Héroïne de "Comme des reines", de Marion Vernoux, film diffusé ce mercredi 28 juin à 22h50 sur France 2, Samia (Sarah Isabella) a 15 ans et n'aime pas l'école, domaine dans lequel sa soeur aînée excelle. Un soir, alors qu'elle se sent enfin libérée de la pression scolaire et familiale, l'adolescente se rend à une fête. Le genre de soirée trouble où se mêlent mineurs et majeurs, sans que personne n'y trouve quelque chose à redire. Entraînée par une certaine Louise (Nina Louise), petite amie d'un proxénète (Idir Azougli), la jeune et jolie fille tombe dans le piège des passes pour de l'argent facile et la promesse d'une vie meilleure. C'est le début de la prostitution, autrement dit une descente aux enfers marquée par la honte et le secret dont elle ne sortira pas indemne.

"Beauté orientale, 100% halal"

L'histoire de Samia, c'est celle de nombreux mineurs en France : ils seraient environ près de 7 000 à 10 000 -un chiffre approximatif et probablement en deçà de la réalité- majoritairement des filles françaises âgées de 13 à 17 ans, à avoir des relations sexuelles tarifées, selon des chiffres relayés par le gouvernement en 2022. Un chiffre en hausse puisque la prostitution des mineurs est en augmentation régulière depuis cinq ans, d'après une étude menée par le ministère de la Santé.

À travers Samia, Marion Vernoux a voulu aborder le sujet encore tabou de la prostitution des mineurs, qui nécessite d'être pris à bras-le-corps. "On m’a proposé ce scénario absolument magnifique, écrit par Sandrine Gregor et Mélina Jochum, qui ont travaillé avec l’association Agir Contre la Prostitution des Enfants (ACPE). J’ai été convaincue par le côté réaliste, documenté et enquêté de leur scénario", a-t-elle confié à Marie-Claire, en 2022.

"Comme des reines" explore la manière dont sont embrigadés les mineurs dans les réseaux de prostitution. Si les profils sont différents, la manière de procéder est souvent similaire : flatter pour installer un lien de confiance, puis l'emprise psychologique. D'abord, les compliments, les convaincre qu'ils sont spéciaux et uniques. Ensuite, leur faire miroiter un avenir radieux grâce à ce business illégal : ainsi, dans cette fiction, le petit ami de Louise, qui prostitue les filles, lui promet une belle maison à la mer. Mais la réalité rattrape bien vite les adolescentes. Leurs corps sont exposés en ligne, sur des sites obscurs, pour attirer les clients. Étiquetés avec des formules irrespectueuses qui ne les font pas passer pour autre chose que de la chair fraîche au rabais. Des annonces illégales, sexistes, mais aussi teintées de racisme.

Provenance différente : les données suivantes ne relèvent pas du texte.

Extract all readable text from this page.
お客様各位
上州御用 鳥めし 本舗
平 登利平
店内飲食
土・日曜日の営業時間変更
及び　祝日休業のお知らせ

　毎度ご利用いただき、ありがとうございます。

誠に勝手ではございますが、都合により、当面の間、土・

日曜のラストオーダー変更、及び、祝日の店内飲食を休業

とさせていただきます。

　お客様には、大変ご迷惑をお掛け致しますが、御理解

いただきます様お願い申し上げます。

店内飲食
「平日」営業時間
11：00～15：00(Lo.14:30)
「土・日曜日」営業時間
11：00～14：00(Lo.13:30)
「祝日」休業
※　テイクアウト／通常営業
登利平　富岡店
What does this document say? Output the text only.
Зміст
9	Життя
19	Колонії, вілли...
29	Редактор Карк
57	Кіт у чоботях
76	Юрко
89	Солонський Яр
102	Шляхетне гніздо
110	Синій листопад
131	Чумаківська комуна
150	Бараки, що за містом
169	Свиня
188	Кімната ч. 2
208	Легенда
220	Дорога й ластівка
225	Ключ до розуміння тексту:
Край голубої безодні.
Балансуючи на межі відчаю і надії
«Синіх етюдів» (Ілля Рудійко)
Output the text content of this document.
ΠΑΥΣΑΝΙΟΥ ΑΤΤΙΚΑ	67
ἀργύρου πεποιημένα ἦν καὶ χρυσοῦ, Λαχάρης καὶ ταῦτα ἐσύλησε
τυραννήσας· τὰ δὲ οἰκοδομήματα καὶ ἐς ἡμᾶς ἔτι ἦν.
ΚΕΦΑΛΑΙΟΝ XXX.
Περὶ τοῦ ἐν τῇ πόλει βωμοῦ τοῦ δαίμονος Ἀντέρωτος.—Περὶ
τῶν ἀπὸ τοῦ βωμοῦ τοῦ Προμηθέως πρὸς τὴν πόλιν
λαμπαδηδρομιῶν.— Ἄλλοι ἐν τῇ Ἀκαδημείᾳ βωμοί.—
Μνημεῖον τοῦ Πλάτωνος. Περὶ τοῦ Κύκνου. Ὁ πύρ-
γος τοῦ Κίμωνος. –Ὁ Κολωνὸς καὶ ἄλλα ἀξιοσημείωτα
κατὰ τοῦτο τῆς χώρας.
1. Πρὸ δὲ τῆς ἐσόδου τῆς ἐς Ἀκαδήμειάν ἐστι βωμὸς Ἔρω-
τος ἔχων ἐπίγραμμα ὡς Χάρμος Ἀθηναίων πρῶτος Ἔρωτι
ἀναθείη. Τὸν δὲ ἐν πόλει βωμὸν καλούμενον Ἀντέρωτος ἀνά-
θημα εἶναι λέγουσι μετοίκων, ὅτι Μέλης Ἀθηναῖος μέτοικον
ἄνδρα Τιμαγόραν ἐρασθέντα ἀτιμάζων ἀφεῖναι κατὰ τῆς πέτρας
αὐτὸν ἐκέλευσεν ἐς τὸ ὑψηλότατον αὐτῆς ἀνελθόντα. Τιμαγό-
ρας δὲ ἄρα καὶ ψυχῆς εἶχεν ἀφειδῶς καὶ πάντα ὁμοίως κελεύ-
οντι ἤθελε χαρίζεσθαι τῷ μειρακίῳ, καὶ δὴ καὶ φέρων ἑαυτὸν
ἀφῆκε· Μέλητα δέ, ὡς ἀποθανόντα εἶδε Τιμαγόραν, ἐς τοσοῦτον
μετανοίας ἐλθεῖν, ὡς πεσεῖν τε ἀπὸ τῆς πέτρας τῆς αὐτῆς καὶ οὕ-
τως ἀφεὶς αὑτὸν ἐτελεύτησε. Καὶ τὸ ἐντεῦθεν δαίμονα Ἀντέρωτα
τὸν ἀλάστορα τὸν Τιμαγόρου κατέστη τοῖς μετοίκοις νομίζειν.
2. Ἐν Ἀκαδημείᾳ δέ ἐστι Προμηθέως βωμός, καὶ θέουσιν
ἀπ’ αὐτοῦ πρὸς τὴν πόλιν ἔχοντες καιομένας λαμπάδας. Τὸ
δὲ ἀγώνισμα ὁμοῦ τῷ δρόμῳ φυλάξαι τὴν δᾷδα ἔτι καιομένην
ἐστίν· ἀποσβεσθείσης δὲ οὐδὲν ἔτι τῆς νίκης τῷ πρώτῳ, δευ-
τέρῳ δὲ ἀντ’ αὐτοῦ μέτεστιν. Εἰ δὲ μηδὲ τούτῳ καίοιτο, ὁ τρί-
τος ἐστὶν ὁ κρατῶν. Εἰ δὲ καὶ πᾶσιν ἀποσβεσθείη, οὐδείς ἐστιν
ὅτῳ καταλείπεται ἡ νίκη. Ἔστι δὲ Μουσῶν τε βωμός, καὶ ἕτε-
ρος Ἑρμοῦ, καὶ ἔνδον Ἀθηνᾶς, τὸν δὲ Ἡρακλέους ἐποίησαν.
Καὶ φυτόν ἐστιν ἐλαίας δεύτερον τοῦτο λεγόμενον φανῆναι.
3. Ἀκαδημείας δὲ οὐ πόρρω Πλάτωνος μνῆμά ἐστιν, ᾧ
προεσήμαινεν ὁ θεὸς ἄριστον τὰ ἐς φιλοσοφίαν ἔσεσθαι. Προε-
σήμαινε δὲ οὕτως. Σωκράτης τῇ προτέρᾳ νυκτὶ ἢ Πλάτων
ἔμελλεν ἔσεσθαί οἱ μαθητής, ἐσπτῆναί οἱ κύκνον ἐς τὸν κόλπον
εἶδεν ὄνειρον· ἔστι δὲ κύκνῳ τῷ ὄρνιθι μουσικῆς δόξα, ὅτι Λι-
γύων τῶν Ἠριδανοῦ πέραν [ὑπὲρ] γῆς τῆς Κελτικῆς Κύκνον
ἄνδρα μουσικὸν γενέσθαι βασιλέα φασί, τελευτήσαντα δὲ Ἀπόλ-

Dans le cas de Samia, ce sera "Beauté orientale, 100% halal", à son insu. "Ce type d'annonces existe sur la Toile", affirme Marion Vernoux, qui a voulu coller au maximum à la réalité. Une réalité très sombre, qui veut s'adapter au "marché" et colle aux tags en vogue sur les sites pornos (comme le -malheureusement- très prisé "beurette"), non moins stéréotypés et discriminants.

"Il y a des images qui ne peuvent pas s'effacer"

Parfois des indices sèment le doute : derrière les nouveaux vêtements, les sacs de luxe et les absences répétées, difficile de ne pas éveiller les soupçons sur ces jeunes qui peuvent s'enfermer dans le silence et la culpabilité. Certaines familles s'inquiètent des cachoteries de leur progéniture, de son mutisme ou des rumeurs qui l'entourent. D'autres ne reverront jamais leur enfant.

"Comme des reines" explore également cet aspect : on observe ainsi la mère de Samia (Karole Rocher) et les parents de Louise (Nathalie Richard et Bernard Campan) remuer ciel et terre pour délivrer leurs filles de l'emprise que leur proxénète a sur elles. Une entreprise d'autant plus difficile pour des parents, parfois dépassés par la complexité des réseaux tentaculaires en ligne, qui se déploient en toute discrétion. Ces dernières années, selon l'ACPE, les smartphones, tablettes et autres objets connectés ont largement facilité la multiplication des "conduites prostitutionnelles".

Des "chasseurs de tête" démarchent, "vendent" et parfois figent pour toujours les mineurs en les filmant dans des situations dégradantes et en postant les vidéos sur Internet. Plus besoin de faire le trottoir, la prostitution, comme le reste de la société, a connu l'ubérisation. Un rendez-vous fixé en trois messages pour une passe dans -au mieux- un hôtel Ibis de banlieue : aussi simple que de commander une pizza. Au bout de la course, pas de repas, mais des adolescents traumatisés et des familles détruites...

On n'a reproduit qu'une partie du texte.